CUTEST_CASE(basic_pipe, children2parent) {
    int pipefd[2];
    pipe(pipefd);

    int data[] = {512, 1024};

    fork_child_write(pipefd, data[0]);
    fork_child_write(pipefd, data[1]);

    close(pipefd[1]);
    int n;
    while (read(pipefd[0], &n, sizeof(int)) == sizeof(int)) {
        printf("children2parent: get data %d\n", n);
    }
    close(pipefd[0]);
}

3.5 兄弟進程之間傳遞數據

如果有兩個兄弟進程，進程A需要得到進程B的計算結果之後才能完成自己的任務，這時也可以用管道通信。代碼中分別創建了兩個進程對管道進行寫和讀操作，實際應用中經常還需要一種通知機制，讓等待的進程知道它依賴的任務已經就緒了，這需要用到信號量，後續文章會介紹。下麵代碼的第二個進程在read操作時是阻塞的，會一直等到管道中數據可讀，因為創建管道時沒有指定O_NONBLOCK標誌。

CUTEST_CASE(basic_pipe, two_children) {
    int pipefd[2];
    pipe(pipefd);

    const char *msg = "pipe between two children";
    if (fork() == 0) {
        close(pipefd[0]);
        write(pipefd[1], msg, strlen(msg));
        close(pipefd[1]);
        exit(0);
    }

    if (fork() == 0) {
        close(pipefd[1]);
        char buf[64];
        memset(buf, 0, 64);
        read(pipefd[0], buf, 64);
        printf("two_children: %s\n", buf);
        close(pipefd[0]);
        exit(0);
    }

    close(pipefd[0]);
    close(pipefd[1]);
}

3.6 阻塞和非阻塞的問題

前面的例子中提到了管道的阻塞和非阻塞，這裡詳細說明一下這個問題。對於一個阻塞的管道，如果進程在read時，系統中存在沒有關閉的寫端文件描述符，但此時管道是空的，read操作就會阻塞在這裡。可以這樣理解，因為寫端的存在，read就固執地認為在未來的某個時刻一定會有人會向管道中寫入數據，所以它就阻塞在這裡。
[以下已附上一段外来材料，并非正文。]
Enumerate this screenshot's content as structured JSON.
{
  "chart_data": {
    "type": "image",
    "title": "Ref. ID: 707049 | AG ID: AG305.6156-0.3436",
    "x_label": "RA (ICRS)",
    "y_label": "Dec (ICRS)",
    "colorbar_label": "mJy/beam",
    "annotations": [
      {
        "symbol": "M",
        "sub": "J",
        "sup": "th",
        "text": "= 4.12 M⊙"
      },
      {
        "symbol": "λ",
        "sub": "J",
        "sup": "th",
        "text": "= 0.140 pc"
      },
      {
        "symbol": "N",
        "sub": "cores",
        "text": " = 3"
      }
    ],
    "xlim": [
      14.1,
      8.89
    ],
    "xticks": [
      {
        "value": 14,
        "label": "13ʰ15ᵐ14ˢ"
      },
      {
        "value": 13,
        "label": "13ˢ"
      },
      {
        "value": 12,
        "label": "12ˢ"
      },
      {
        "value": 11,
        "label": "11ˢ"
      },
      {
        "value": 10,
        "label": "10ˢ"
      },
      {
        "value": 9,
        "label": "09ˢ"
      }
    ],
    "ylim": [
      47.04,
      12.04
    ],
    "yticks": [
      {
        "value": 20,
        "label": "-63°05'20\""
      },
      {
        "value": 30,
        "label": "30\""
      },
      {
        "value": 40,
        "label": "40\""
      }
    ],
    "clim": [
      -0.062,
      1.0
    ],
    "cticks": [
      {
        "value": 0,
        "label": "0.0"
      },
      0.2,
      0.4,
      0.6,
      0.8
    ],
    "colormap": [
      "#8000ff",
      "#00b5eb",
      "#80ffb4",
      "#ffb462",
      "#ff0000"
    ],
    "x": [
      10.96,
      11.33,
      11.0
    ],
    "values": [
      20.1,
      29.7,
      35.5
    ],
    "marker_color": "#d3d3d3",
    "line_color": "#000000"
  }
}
對於非阻塞的管道，在前面的條件下，read會立即返回。上述的特性就要求我們在使用阻塞類型的管道時要及時關閉不使用的文件描述符，因為進程read操作時在等待的寫端文件描述符很可能是由當前進程打開的，當系統中管道的其他寫端都關閉了的時候，當前進程的read就會出現自己等自己的問題，類似死鎖。

CUTEST_CASE(basic_pipe, blocking_read) {
    int pipefd[2];
    pipe(pipefd);

    if (fork() == 0) {
        /* NOTE: remove the comment below if you don't want child process
         * blocking while reading data from pipe. Otherwise you will see that
         * there is still a "basic-pipe" process after you finish this test, and
         * you have to kill it manually.*/
        // close(pipefd[1]);

        int num;
        read(pipefd[0], &num, sizeof(int));

        /* NOTE: since the write end of pipe is a valid file descriptor in
         * current process, the print below should never execute.*/
        printf("should NEVER goes here\n");
        exit(0);
    }

    close(pipefd[0]);
    close(pipefd[1]);
    printf("blocking_read: parent process exit\n");
}

上述代碼使用的是阻塞類型的管道，fork出的進程沒有關閉管道的寫端，然後執行了read操作，當父進程退出之後，系統中仍存在這個管道的寫端描述符，並且就在已經處於睡眠狀態下的子進程中，這種情況下將不會再有人向管道中寫入數據，子進程會一直睡眠。運行代碼之後使用ps命令可以看到這個睡死過去的子進程。

3.7 測試執行結果

以下是上述測試的執行結果，可以看到在程式退出之後仍然由一個"basic-pipe"進程，這是因為3.6節中的代碼在子進程中沒有及時關閉不使用的管道文件描述符。此時不得不手動把睡死的進程kill掉了。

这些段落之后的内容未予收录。